Description of a new bacterial species is a long and onerous route; yet it remains a major aspiration for many microbiologists.
The basis of the process relies on a polyphasic approach1, combining a number of phenotypic and genotypic investigations, performed by the proponent, to support the diversity of the organism from the most closely-related taxa known. Though minimal rules for such identifications do exist, not all are followed; however, determination of the sequence of 16S rRNA is practically the only requirement that remains mandatory. The International Journal of Systematic and Evolutionary Microbiology is the official journal of record for novel prokaryotic taxa.
In absence of an explicit position against the formal description of a new species based on the identification of a single strain, the number of such cases is steadily increasing. The concept of species, for prokaryotes in particular, is hardly defined, but it can definitely be thought of as a 'group'. Description of a species, based on a single isolate, actually is just a description of the isolate, practically excluding the biodiversity. This is indirectly confirmed by the high percentage of such taxa, reported in the literature, without any further isolation. For most species, the type strains deposited in the World Federation for Culture Collections remain the only proof of their existence. It has been calculated that 25 strains are necessary for an accurate description of a species, and the lowest tolerable limit being 102, but practically such numbers can rarely be achieved. The wait for encountering that many strains may be endless and frustrating. An acceptable compromise for the reliable description of a new species cannot be lower than two, provided each is proven spatially and temporarily independent.
Another critical point for proposing a new species is the certainty that it does not overlap with an already-accepted taxon. The DNA-DNA Hybridization test (DDH)3 represents the reference for species circumscription. To verify if two strains belong to different species, the mixture of their denatured DNAs is left to re-associate forming hybrid molecules (hetero-duplex) under suitable conditions. The degree of similarity is analyzed by comparing the results obtained with the mixed DNAs to that with pure DNA (forming homo-duplex only). DDH provides a clear and objective numerical threshold: values < 70% warrant the assignment of the two strains to different species. The DDH test is labor-intensive and error-prone4, hence limiting its implementation to very few cases for supporting the description of new species. Nowadays, bioinformatic algorithms are available, validated by multiple studies, which can be used to infer the DDH from genomic data; the best known are the Average Nucleotide Identity (ANI)5 and the Genome to Genome Distance (GGD)6,7. The ANI represents a mean of identity between the homologous genomic regions shared by two genomes. Two strains characterized by pairwise ANI value < 95% belong to different species, while when the value is > 96%, they are members of a single species; a confident attribution is not possible for values between 95 and 96%. The GGD algorithm is the in silico equivalent of the DDH and produces values directly convertible to DDH%, consequently subjected to the threshold of 70% for species demarcation.
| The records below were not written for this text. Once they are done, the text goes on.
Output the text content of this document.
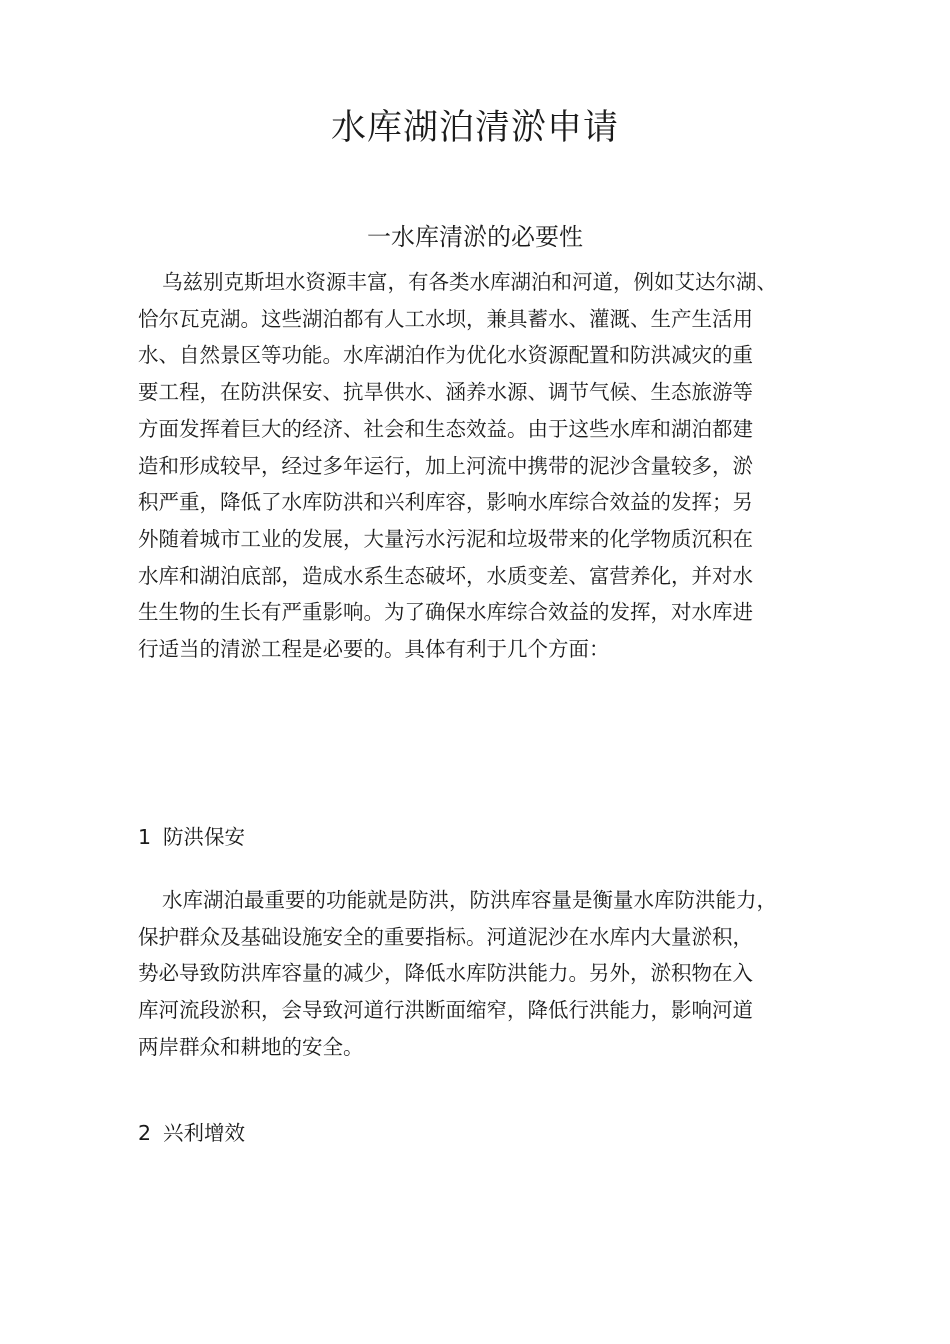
水库湖泊清淤申请
一水库清淤的必要性

乌兹别克斯坦水资源丰富，有各类水库湖泊和河道，例如艾达尔湖、
恰尔瓦克湖。这些湖泊都有人工水坝，兼具蓄水、灌溉、生产生活用
水、自然景区等功能。水库湖泊作为优化水资源配置和防洪减灾的重
要工程，在防洪保安、抗旱供水、涵养水源、调节气候、生态旅游等
方面发挥着巨大的经济、社会和生态效益。由于这些水库和湖泊都建
造和形成较早，经过多年运行，加上河流中携带的泥沙含量较多，淤
积严重，降低了水库防洪和兴利库容，影响水库综合效益的发挥；另
外随着城市工业的发展，大量污水污泥和垃圾带来的化学物质沉积在
水库和湖泊底部，造成水系生态破坏，水质变差、富营养化，并对水
生生物的生长有严重影响。为了确保水库综合效益的发挥，对水库进
行适当的清淤工程是必要的。具体有利于几个方面：

1 防洪保安

水库湖泊最重要的功能就是防洪，防洪库容量是衡量水库防洪能力，
保护群众及基础设施安全的重要指标。河道泥沙在水库内大量淤积，
势必导致防洪库容量的减少，降低水库防洪能力。另外，淤积物在入
库河流段淤积，会导致河道行洪断面缩窄，降低行洪能力，影响河道
两岸群众和耕地的安全。

2 兴利增效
In a recent study, we investigated the whole genome of 144 out of the 180 species included in the genus Mycobacterium. The analyses conducted with ANI and GGD led us to detect 10 illegitimate species, and to create: four subspecies in M. intracellulare; three each in M. farcinogenes and M. abscessus; and two each in M. austroafricanum, M. marinum, and M. pyrenivorans (Table 1).
ANI% | GGD† | ||||
---|---|---|---|---|---|
M. conceptionense | M. farcinogenes | M. senegalense | 98.3-99.4 | 83-86 | |
M. abscessus | M. bolletii | M. massiliense | 97.2-97.4 | 85-88 | |
M. chimaera | M. intracellulare | M. paraintracellulare | M. yongonense | 97.6-98.7 | 77-90 |
M. austroafricanum | M. vanbaalenii | 98.7 | 80 | ||
M. marinum | M. pseudoshottsii | 98.2 | 82 | ||
M. monacense | M. pyrenivorans | 97.5 | 84 |
* In each line, the prior name, basing on the publication year, is in bold type and becomes the new species name; Names in normal face become names of subspecies and follow the new species name; † DDH% equivalent of GGD values.
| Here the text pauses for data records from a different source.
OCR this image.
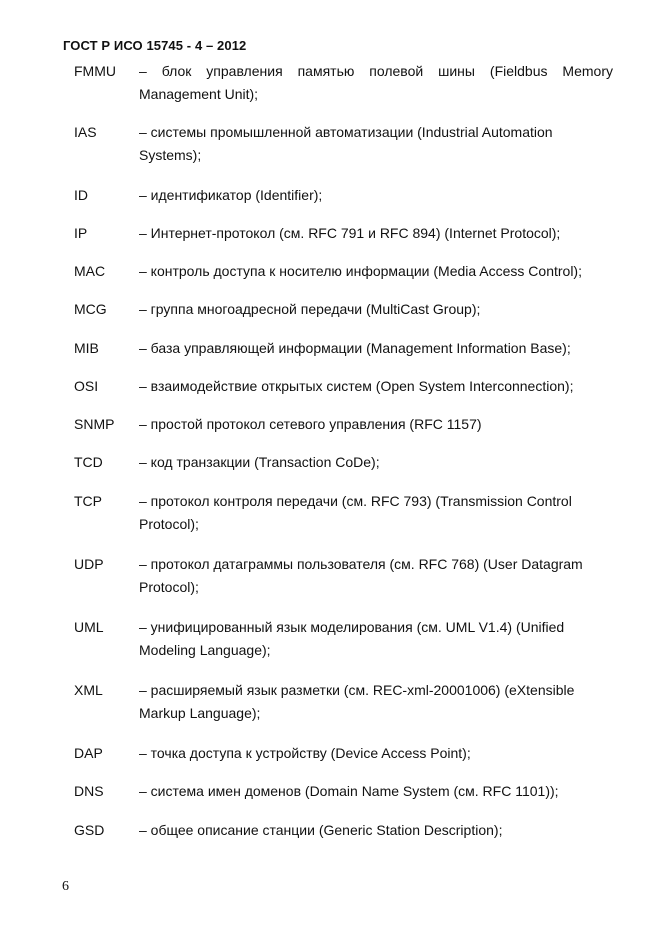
ГОСТ Р ИСО 15745 - 4 – 2012
FMMU – блок управления памятью полевой шины (Fieldbus Memory Management Unit);

IAS	– системы промышленной автоматизации (Industrial Automation Systems);

ID	– идентификатор (Identifier);

IP	– Интернет-протокол (см. RFC 791 и RFC 894) (Internet Protocol);

MAC – контроль доступа к носителю информации (Media Access Control);

MCG – группа многоадресной передачи (MultiCast Group);

MIB	– база управляющей информации (Management Information Base);

OSI	– взаимодействие открытых систем (Open System Interconnection);

SNMP – простой протокол сетевого управления (RFC 1157)

TCD	– код транзакции (Transaction CoDe);

TCP	– протокол контроля передачи (см. RFC 793) (Transmission Control Protocol);

UDP	– протокол датаграммы пользователя (см. RFC 768) (User Datagram Protocol);

UML	– унифицированный язык моделирования (см. UML V1.4) (Unified Modeling Language);

XML	– расширяемый язык разметки (см. REC-xml-20001006) (eXtensible Markup Language);

DAP	– точка доступа к устройству (Device Access Point);

DNS	– система имен доменов (Domain Name System (см. RFC 1101));

GSD – общее описание станции (Generic Station Description);

6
The need of assembled genomic data has so far hampered the exploitation of ANI and GGD in the description of new species. In recent years, however, availability of reliable genomic data has become increasingly easy and cost-effective, and in fact, modern taxonomy owes its growth to the pivotal contribution of genomic information. Therefore, determination of the whole genome, of every newly described species, is a primary requisite. If not already available in public repository, the 16S rRNA sequence, closest in similarity with the proposed species, should be determined. The pairwise ANI or GGD with every closely related genome should be calculated to avoid the risk of duplicating an already existing species. The availability of exhaustive genomic characterization will reduce the need of detailed characterization of the weakly informative properties such as phenotypic traits. The availability of genomes of a large majority of Mycobacterium species in GenBank could potentially establish a tree based on whole genomes8, besides the traditional phylogenetic trees, based on 16S rRNA or on concatenated housekeeping genes.